Many types of heat sealing mechanisms are disclosed in, for example, Patent Documents 1 to 3, including JP 04-317905 A. The known heat sealing mechanisms are configured to heat seal an opening of a tubular film in which content is accommodated, followed by heat fusion cutting, to form a film pack.
In the known heat sealing mechanisms for forming the film pack, when a diameter of the to-be-heat-sealed opening of the tubular film is large, the opening portion of the tubular film is forcibly narrowed to reduce a front width (left-right width) of the opening portion, and heat sealing of the opening portion is carried out with the width-reduced portion held between a rod-like or linear heater and a heater receiver facing the heater.
Incidentally, if the width reduction is not forcibly performed, the left-right width of the to-be-sealed portion of the tubular film remains larger than a left-right width of a film passage port of the film sealing mechanism. Accordingly, the left-right width of the to-be-sealed portion of the tubular film becomes larger than a left-right width of the heater, resulting in failing to heat seal both left and right ends of the film.
For example, with regard to the width reduction function, a portable toilet device, which is configured to heat seal a tubular film accommodating bodily waste therein using a film sealing mechanism installed in a vertically small space, is provided with a means for performing width reduction for the heat sealing while retaining the film so as not to cause the film to be removed from a feed roller and making a width (length) or a width-direction thickness of the width-reduced film substantially uniform.
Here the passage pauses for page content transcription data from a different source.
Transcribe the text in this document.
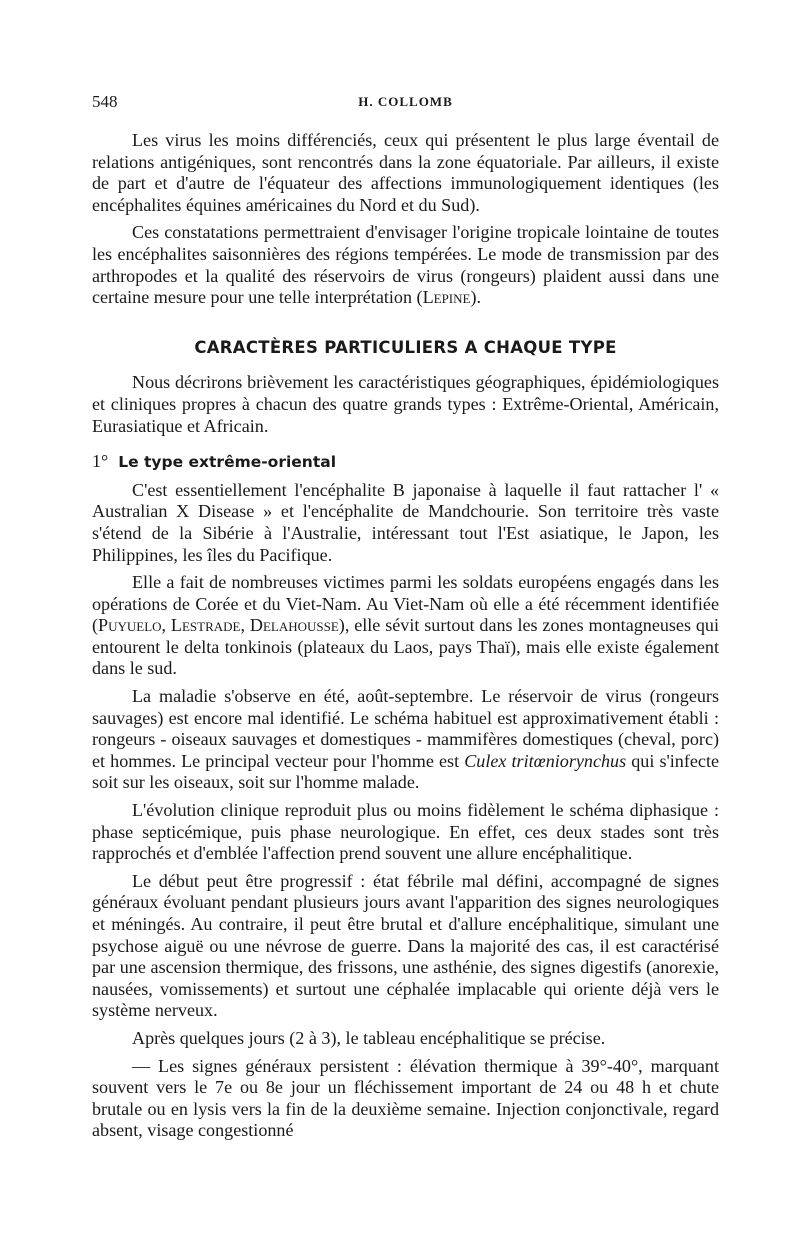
548	H. COLLOMB

Les virus les moins différenciés, ceux qui présentent le plus large éventail de relations antigéniques, sont rencontrés dans la zone équatoriale. Par ailleurs, il existe de part et d'autre de l'équateur des affections immunologiquement identiques (les encéphalites équines américaines du Nord et du Sud).

Ces constatations permettraient d'envisager l'origine tropicale lointaine de toutes les encéphalites saisonnières des régions tempérées. Le mode de transmission par des arthropodes et la qualité des réservoirs de virus (rongeurs) plaident aussi dans une certaine mesure pour une telle interprétation (Lepine).

CARACTÈRES PARTICULIERS A CHAQUE TYPE

Nous décrirons brièvement les caractéristiques géographiques, épidémiologiques et cliniques propres à chacun des quatre grands types : Extrême-Oriental, Américain, Eurasiatique et Africain.

1° Le type extrême-oriental

C'est essentiellement l'encéphalite B japonaise à laquelle il faut rattacher l' « Australian X Disease » et l'encéphalite de Mandchourie. Son territoire très vaste s'étend de la Sibérie à l'Australie, intéressant tout l'Est asiatique, le Japon, les Philippines, les îles du Pacifique.

Elle a fait de nombreuses victimes parmi les soldats européens engagés dans les opérations de Corée et du Viet-Nam. Au Viet-Nam où elle a été récemment identifiée (Puyuelo, Lestrade, Delahousse), elle sévit surtout dans les zones montagneuses qui entourent le delta tonkinois (plateaux du Laos, pays Thaï), mais elle existe également dans le sud.

La maladie s'observe en été, août-septembre. Le réservoir de virus (rongeurs sauvages) est encore mal identifié. Le schéma habituel est approximativement établi : rongeurs - oiseaux sauvages et domestiques - mammifères domestiques (cheval, porc) et hommes. Le principal vecteur pour l'homme est Culex tritœniorynchus qui s'infecte soit sur les oiseaux, soit sur l'homme malade.

L'évolution clinique reproduit plus ou moins fidèlement le schéma diphasique : phase septicémique, puis phase neurologique. En effet, ces deux stades sont très rapprochés et d'emblée l'affection prend souvent une allure encéphalitique.

Le début peut être progressif : état fébrile mal défini, accompagné de signes généraux évoluant pendant plusieurs jours avant l'apparition des signes neurologiques et méningés. Au contraire, il peut être brutal et d'allure encéphalitique, simulant une psychose aiguë ou une névrose de guerre. Dans la majorité des cas, il est caractérisé par une ascension thermique, des frissons, une asthénie, des signes digestifs (anorexie, nausées, vomissements) et surtout une céphalée implacable qui oriente déjà vers le système nerveux.

Après quelques jours (2 à 3), le tableau encéphalitique se précise.

— Les signes généraux persistent : élévation thermique à 39°-40°, marquant souvent vers le 7e ou 8e jour un fléchissement important de 24 ou 48 h et chute brutale ou en lysis vers la fin de la deuxième semaine. Injection conjonctivale, regard absent, visage congestionné
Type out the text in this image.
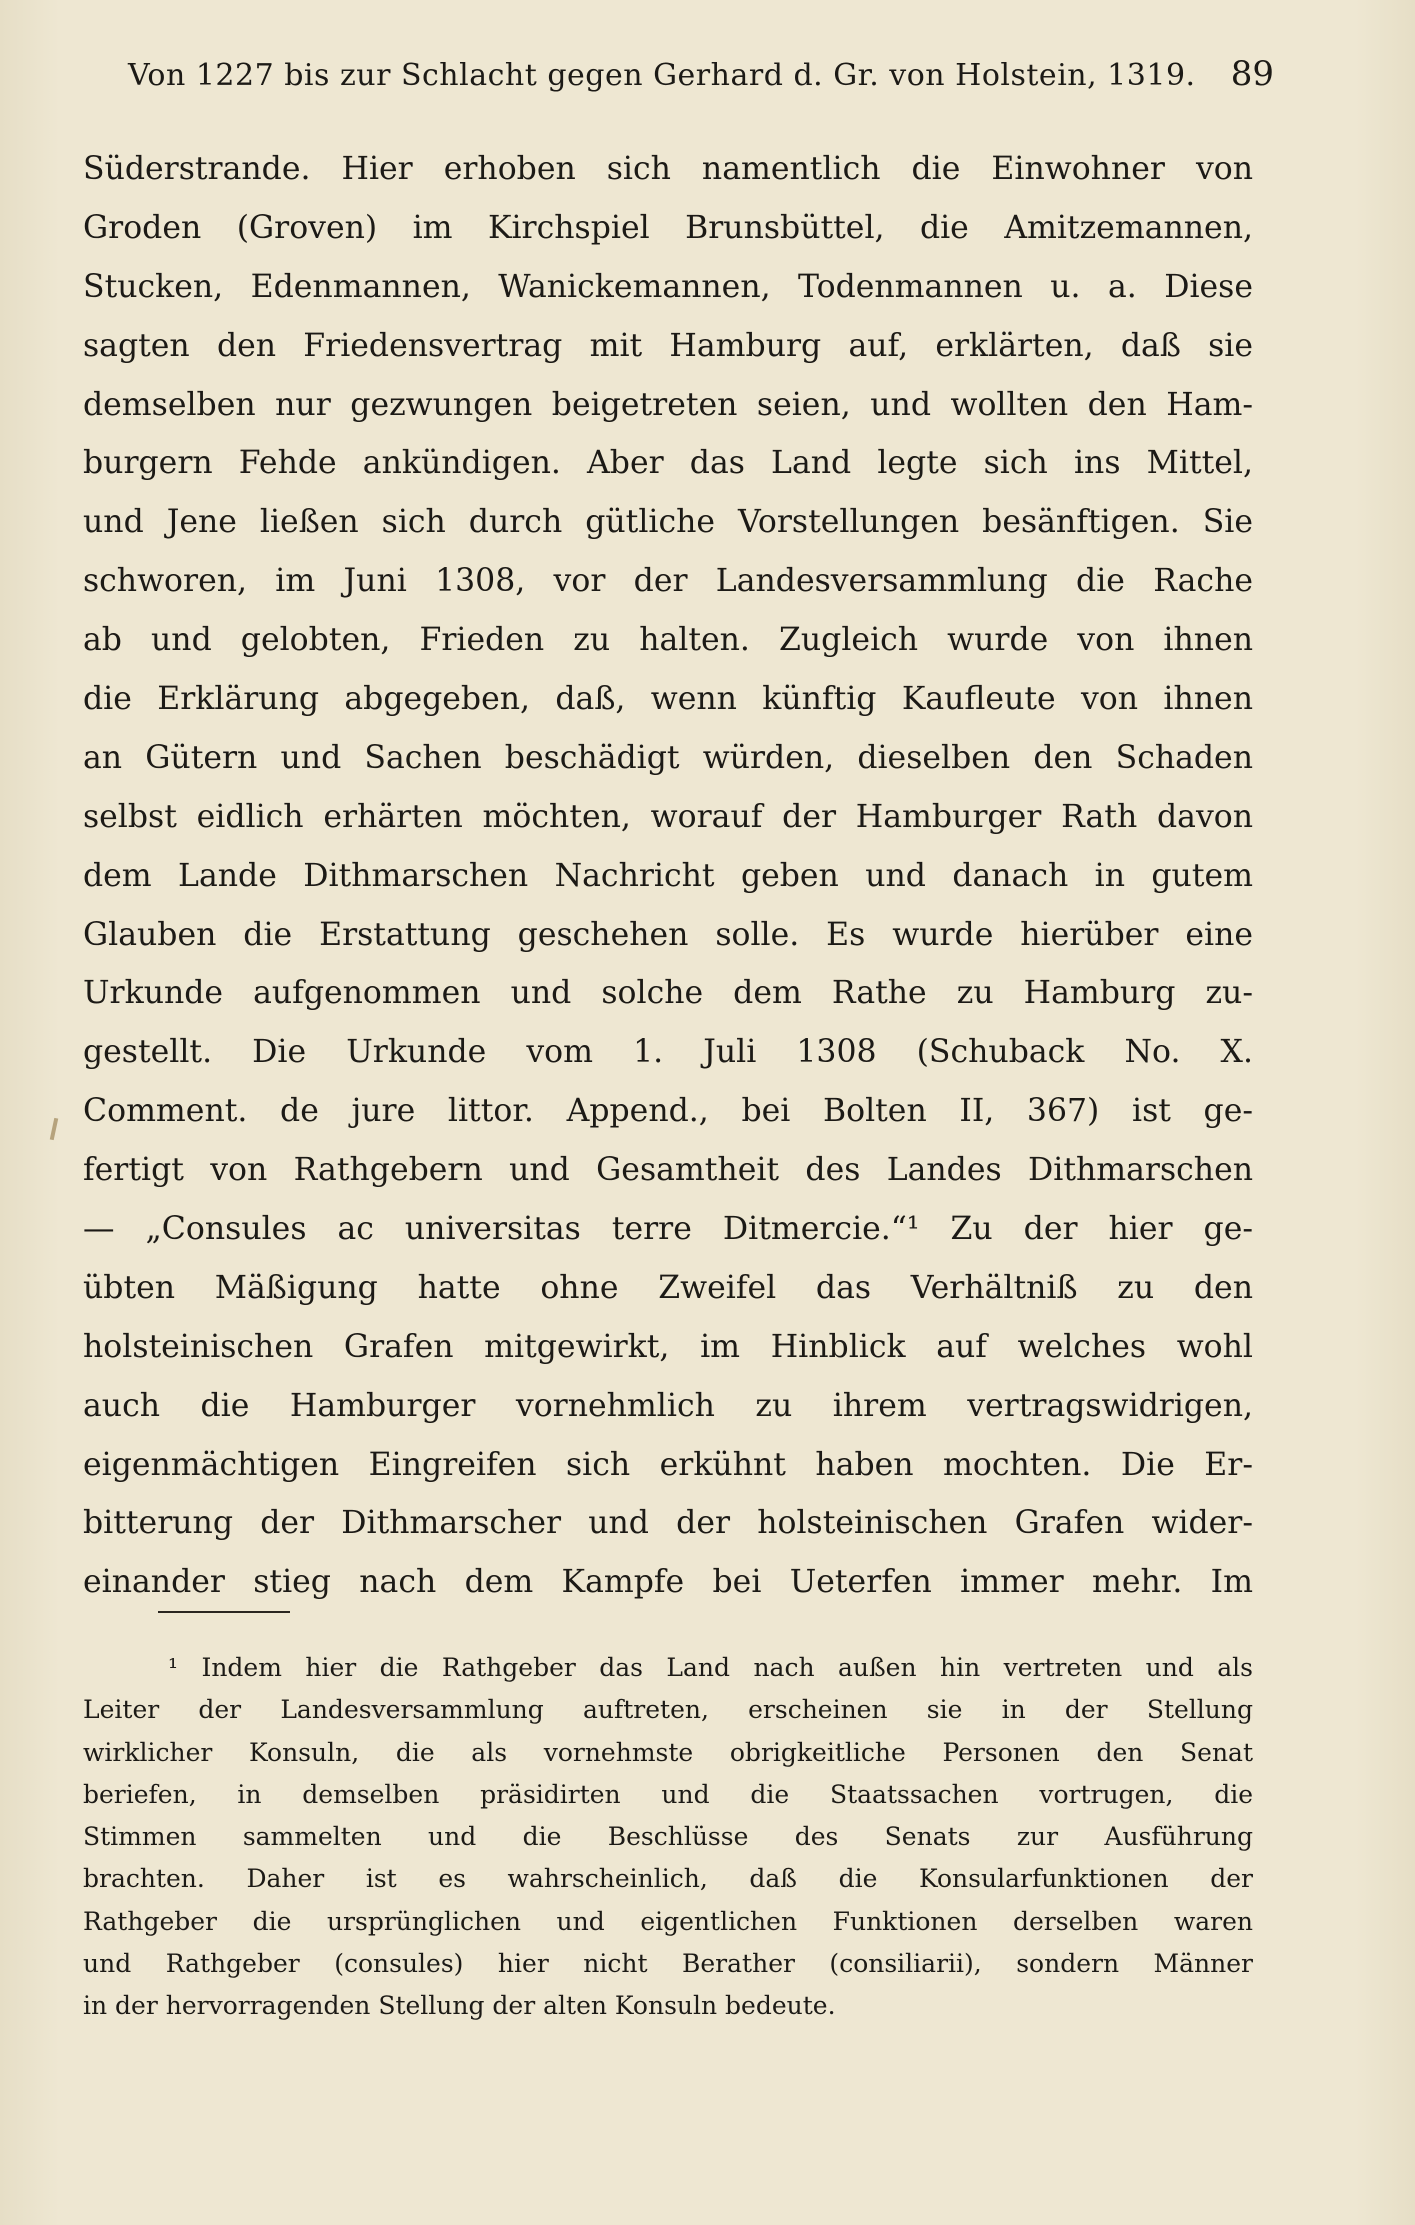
Von 1227 bis zur Schlacht gegen Gerhard d. Gr. von Holstein, 1319. 89
Süderstrande. Hier erhoben sich namentlich die Einwohner von
Groden (Groven) im Kirchspiel Brunsbüttel, die Amitzemannen,
Stucken, Edenmannen, Wanickemannen, Todenmannen u. a. Diese
sagten den Friedensvertrag mit Hamburg auf, erklärten, daß sie
demselben nur gezwungen beigetreten seien, und wollten den Ham-
burgern Fehde ankündigen. Aber das Land legte sich ins Mittel,
und Jene ließen sich durch gütliche Vorstellungen besänftigen. Sie
schworen, im Juni 1308, vor der Landesversammlung die Rache
ab und gelobten, Frieden zu halten. Zugleich wurde von ihnen
die Erklärung abgegeben, daß, wenn künftig Kaufleute von ihnen
an Gütern und Sachen beschädigt würden, dieselben den Schaden
selbst eidlich erhärten möchten, worauf der Hamburger Rath davon
dem Lande Dithmarschen Nachricht geben und danach in gutem
Glauben die Erstattung geschehen solle. Es wurde hierüber eine
Urkunde aufgenommen und solche dem Rathe zu Hamburg zu-
gestellt. Die Urkunde vom 1. Juli 1308 (Schuback No. X.
Comment. de jure littor. Append., bei Bolten II, 367) ist ge-
fertigt von Rathgebern und Gesamtheit des Landes Dithmarschen
— „Consules ac universitas terre Ditmercie.“¹ Zu der hier ge-
übten Mäßigung hatte ohne Zweifel das Verhältniß zu den
holsteinischen Grafen mitgewirkt, im Hinblick auf welches wohl
auch die Hamburger vornehmlich zu ihrem vertragswidrigen,
eigenmächtigen Eingreifen sich erkühnt haben mochten. Die Er-
bitterung der Dithmarscher und der holsteinischen Grafen wider-
einander stieg nach dem Kampfe bei Ueterfen immer mehr. Im
¹ Indem hier die Rathgeber das Land nach außen hin vertreten und als
Leiter der Landesversammlung auftreten, erscheinen sie in der Stellung
wirklicher Konsuln, die als vornehmste obrigkeitliche Personen den Senat
beriefen, in demselben präsidirten und die Staatssachen vortrugen, die
Stimmen sammelten und die Beschlüsse des Senats zur Ausführung
brachten. Daher ist es wahrscheinlich, daß die Konsularfunktionen der
Rathgeber die ursprünglichen und eigentlichen Funktionen derselben waren
und Rathgeber (consules) hier nicht Berather (consiliarii), sondern Männer
in der hervorragenden Stellung der alten Konsuln bedeute.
Such a configuration is not proposed in known heat sealing mechanisms to be listed below.
The reason for performing the width reduction when heat sealing the tubular film is as follows. If a length of the film opening portion to be heat-sealed is large, a heater to be used needs to have a corresponding length. When the length of the heater is increased, power consumption is correspondingly increased, which poses a problem that a power supply other than a commercial power supply, that is, a portable type comparatively compact and small capacity power supply such as a secondary battery or a stacked cell for car battery or a primary battery such as a dry cell cannot be used.
In such a case, when a device in which the tubular film to be heat-sealed is mounted is a portable or transportable toilet device, there occurs another problem that the toilet device can be used only a location where a commercial power supply is available.
Thus, in order to allow use of a short length heater that has less power consumption and that can be operable with a compact power supply, it is necessary to make a length (lateral (left-right) width when viewing the tubular film from front) of a portion to be heat-sealed shorter than the large opening portion of the tubular film. Moreover, it is not sufficient to only slightly reduce the left-right width, that is, unless the thickness of the width-reduced film is as uniform as possible, homogeneous heat sealing cannot be achieved.
In view of the above problem, there is proposed a technology that performs processing of reducing the length of the opening portion of the tubular film having the larger opening diameter before the heat sealing, that is, “film width reduction” so as to allow the heat sealing to be achieved with a short length heater.
As one of conventionally proposed width reduction mechanisms, there is known a complicated mechanism in which the opening diameter of the film is narrowed from both front-rear and left-right directions of the opening portion in a crossing manner. Such a complicated mechanism has not only a problem in that the mechanism is not accommodated in a space having a small vertical width but also a problem in that it is difficult to make uniform even the thickness of the width-reduced portion of the film whose seal portion after the width reduction is less likely to be uniform.
On the other hand, in the portable or transportable toilet device, a tubular film set in a toilet bowl in a folded manner is guided from a film passage port formed at a lower portion of the toilet bowl to a feed roller provided below the film passage port. The film passage port has a substantially circular or ellipsoidal shape, which is the same as a shape of an opening of the toilet bowl. However, the shape of the film passage port formed above the feed roller is substantially a rectangular shape as viewed from above, and, moreover, guide walls formed so as to extend continuously from the rectangular film passage port are flat upright walls. Thus, the effect of both the rectangular passage port and flat upright guide walls continuously extending from the passage port poses a problem in that the tubular film drawn into the passage port by rotation of the feed roller easily gather to both corners of the rectangular passage. This is one of the causes that prevent the width of the film opening portion from being made smaller than a width of the film passage port or smaller than a width of the left and right rollers.